Telescopes in space and across Earth captured the spectacular aftermath of NASA’s DART spacecraft crashing into the asteroid Dimorphos on 26 September. The smash-up was “the first human experiment to deflect a celestial body”, says Thomas Zurbuchen, NASA’s associate administrator for science, and “an enormous success”.
“We’re all pretty stoked here,” says Andy Rivkin, a planetary scientist at the Johns Hopkins University Applied Physics Laboratory in Laurel, Maryland, who works on the mission.
A ringside view came from LICIACube, a tiny Italian spacecraft that flew along with DART and photographed the impact, which took place 11 million kilometres from Earth. LICIACube’s first images, released by the Italian Space Agency on 27 September, show a large fireworks-like plume coming off Dimorphos after DART had ploughed into it. The cloud of rocks and other debris expanded quickly, like a giant puff of smoke.
Studying the plume’s evolution will shed light on the physical properties of Dimorphos, Elisabetta Dotto, LICIACube’s science team lead at the National Institute for Astrophysics in Rome, said at a press briefing. By analysing how the plume formed and dispersed, researchers can calculate how much of DART’s kinetic energy went into ejecting debris from Dimorphos, and how much might have gone into altering the asteroid’s orbit—the goal of the mission.
This sped-up video showcases the final five minutes of imagery relayed to Earth by the DART spacecraft as it flew past the asteroid Didymos to impact Didymos’s moonlet, the smaller asteroid Dimorphos. Credit: NASA/Johns Hopkins APL
The spacecraft itself is finished. “A lot of it is pulverized, and some of it is melted,” says Megan Bruck Syal, a physicist at the Lawrence Livermore National Laboratory in California. “It’s hard to say, but I don’t think there will be large chunks left.”

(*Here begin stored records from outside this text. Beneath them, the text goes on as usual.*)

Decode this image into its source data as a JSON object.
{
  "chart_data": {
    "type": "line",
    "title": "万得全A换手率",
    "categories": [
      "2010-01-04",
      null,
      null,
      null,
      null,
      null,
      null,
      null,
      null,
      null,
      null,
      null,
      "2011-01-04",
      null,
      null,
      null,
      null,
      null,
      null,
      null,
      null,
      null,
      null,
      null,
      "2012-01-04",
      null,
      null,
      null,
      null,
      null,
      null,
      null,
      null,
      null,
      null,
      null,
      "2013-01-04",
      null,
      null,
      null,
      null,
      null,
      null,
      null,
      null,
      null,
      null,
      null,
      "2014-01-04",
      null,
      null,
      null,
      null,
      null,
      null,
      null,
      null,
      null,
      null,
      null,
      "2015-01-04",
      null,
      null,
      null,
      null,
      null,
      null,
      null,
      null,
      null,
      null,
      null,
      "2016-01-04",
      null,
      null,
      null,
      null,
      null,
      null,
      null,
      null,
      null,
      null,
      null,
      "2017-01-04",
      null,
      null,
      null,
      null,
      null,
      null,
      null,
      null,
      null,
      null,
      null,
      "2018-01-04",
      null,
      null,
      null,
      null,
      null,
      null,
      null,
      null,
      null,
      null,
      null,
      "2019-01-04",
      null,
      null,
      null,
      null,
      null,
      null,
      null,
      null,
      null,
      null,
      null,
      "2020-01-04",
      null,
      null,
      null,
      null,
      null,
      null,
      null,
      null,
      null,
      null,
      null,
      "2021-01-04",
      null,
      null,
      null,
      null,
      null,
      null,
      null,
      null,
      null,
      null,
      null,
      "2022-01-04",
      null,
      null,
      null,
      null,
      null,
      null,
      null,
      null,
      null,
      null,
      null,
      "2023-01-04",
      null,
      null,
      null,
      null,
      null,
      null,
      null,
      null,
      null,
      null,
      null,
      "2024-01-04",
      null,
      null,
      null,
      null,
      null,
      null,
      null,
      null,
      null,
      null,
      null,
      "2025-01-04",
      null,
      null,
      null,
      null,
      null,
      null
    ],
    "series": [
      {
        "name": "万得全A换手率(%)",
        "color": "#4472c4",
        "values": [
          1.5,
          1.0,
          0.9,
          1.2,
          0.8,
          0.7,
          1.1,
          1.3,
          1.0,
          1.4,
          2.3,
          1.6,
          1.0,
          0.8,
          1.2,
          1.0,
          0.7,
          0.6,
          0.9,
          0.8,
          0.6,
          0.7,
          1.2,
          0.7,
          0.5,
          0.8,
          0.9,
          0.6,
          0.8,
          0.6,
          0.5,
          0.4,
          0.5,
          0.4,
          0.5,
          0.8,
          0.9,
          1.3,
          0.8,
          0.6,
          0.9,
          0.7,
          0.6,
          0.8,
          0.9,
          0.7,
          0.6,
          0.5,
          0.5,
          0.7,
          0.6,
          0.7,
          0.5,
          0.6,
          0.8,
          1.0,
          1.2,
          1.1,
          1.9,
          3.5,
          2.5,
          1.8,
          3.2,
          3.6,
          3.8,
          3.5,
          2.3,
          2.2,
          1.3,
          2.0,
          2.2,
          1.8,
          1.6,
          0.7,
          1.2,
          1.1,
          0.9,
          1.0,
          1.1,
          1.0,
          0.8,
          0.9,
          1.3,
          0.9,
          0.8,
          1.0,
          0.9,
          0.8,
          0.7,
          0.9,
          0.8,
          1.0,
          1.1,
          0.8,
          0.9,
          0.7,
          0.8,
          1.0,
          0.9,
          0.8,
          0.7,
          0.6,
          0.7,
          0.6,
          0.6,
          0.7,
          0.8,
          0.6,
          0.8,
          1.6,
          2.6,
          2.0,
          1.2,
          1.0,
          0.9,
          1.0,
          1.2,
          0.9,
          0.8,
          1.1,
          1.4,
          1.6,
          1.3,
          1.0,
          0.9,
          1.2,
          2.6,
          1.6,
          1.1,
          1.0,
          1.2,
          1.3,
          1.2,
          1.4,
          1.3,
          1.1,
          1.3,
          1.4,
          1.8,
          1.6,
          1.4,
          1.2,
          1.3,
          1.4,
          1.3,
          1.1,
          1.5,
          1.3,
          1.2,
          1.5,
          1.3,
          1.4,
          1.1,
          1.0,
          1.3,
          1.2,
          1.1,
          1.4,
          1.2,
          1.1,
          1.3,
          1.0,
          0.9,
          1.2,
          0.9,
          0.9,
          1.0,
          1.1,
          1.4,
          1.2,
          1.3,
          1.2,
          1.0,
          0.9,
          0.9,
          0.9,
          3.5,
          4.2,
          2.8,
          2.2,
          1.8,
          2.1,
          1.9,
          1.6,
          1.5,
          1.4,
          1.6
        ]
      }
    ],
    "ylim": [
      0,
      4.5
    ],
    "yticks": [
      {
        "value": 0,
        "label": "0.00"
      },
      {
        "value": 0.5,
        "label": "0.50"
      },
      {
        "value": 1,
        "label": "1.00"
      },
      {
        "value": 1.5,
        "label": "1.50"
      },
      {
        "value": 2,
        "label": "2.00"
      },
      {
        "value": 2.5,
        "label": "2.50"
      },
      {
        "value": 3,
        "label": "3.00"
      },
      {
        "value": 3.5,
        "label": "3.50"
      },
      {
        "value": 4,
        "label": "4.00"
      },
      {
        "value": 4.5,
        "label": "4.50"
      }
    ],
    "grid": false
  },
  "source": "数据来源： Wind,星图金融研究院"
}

LICIACube, which is Italy’s first deep-space mission, used an autonomous guiding technique to keep its cameras locked on Dimorphos as it whizzed past in the aftermath of the DART crash, just 55 kilometres from the asteroid. It used two cameras—a black-and-white one named LEIA and a three-colour one named LUKE—to photograph Dimorphos before and after the crash. The pictures show a dramatic brightening at the time of impact, then the plume expanding and drifting outwards in the minutes that followed. The intricate structures in the debris plume—almost “spidery” in places, Bruck Syal says—will help modellers to understand exactly how the impact unfolded.

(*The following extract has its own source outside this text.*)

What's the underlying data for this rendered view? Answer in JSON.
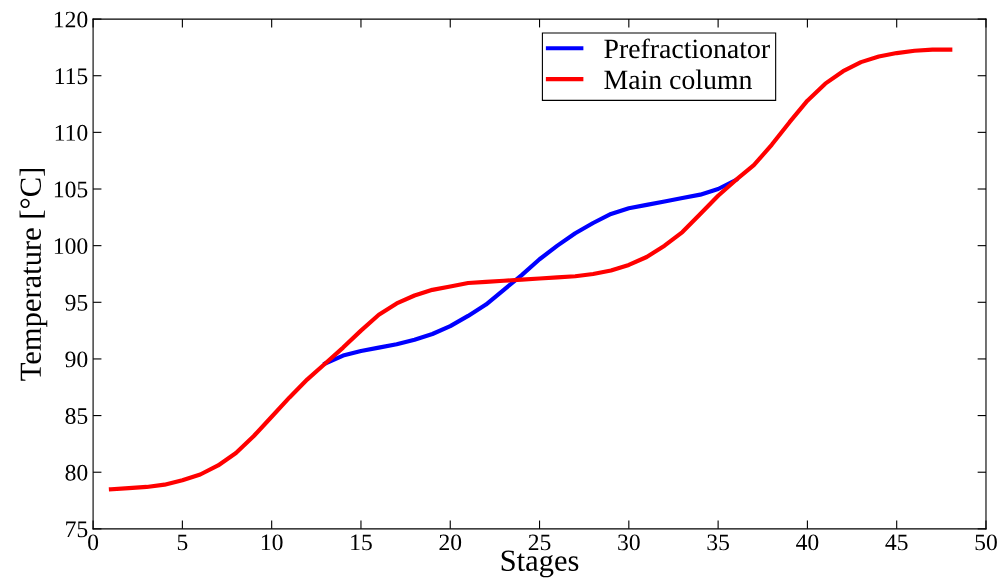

More than 600 images are still on board LICIACube, waiting to be downloaded to Earth in the coming weeks.
A ‘big jumble of rocks’
DART, which is the size of a golf cart, hit its Great Pyramid-sized target at 7.14 p.m. US Eastern time. The first images from LICIACube arrived in a control centre in Turin, Italy, just over three hours later.
Despite the huge plume of ejected debris, Dimorphos remains mostly intact. Ground-based telescopes confirmed this by capturing other views of the impact, which show the plume puffing outwards as the rest of the asteroid hurtled onwards. Dimorphos is currently visible chiefly from the Southern Hemisphere, so these initial observations came from telescopes in locations such as Réunion Island in the Indian Ocean, and South Africa. Dozens of telescopes continue to monitor it, to determine whether its trajectory has changed.
It will take days to weeks for astronomers to confirm whether DART accomplished its main goal, which is to speed up the orbit of Dimorphos around its partner asteroid, Didymos—by perhaps 10 or more minutes. Neither asteroid is a threat to Earth, but the point of the test is to see whether humanity could indeed alter the trajectory of an asteroid, should a dangerous space rock be discovered heading towards Earth in the future.
Dimorphos had never been viewed up close before DART arrived. As the spacecraft zoomed nearer and nearer, it discovered that the asteroid is egg-shaped. DART snapped a series of images during its descent, revealing that Dimorphos is also covered in boulders. “It’s pretty clearly a rubble pile,” Rivkin says. “Just a big jumble of rocks.”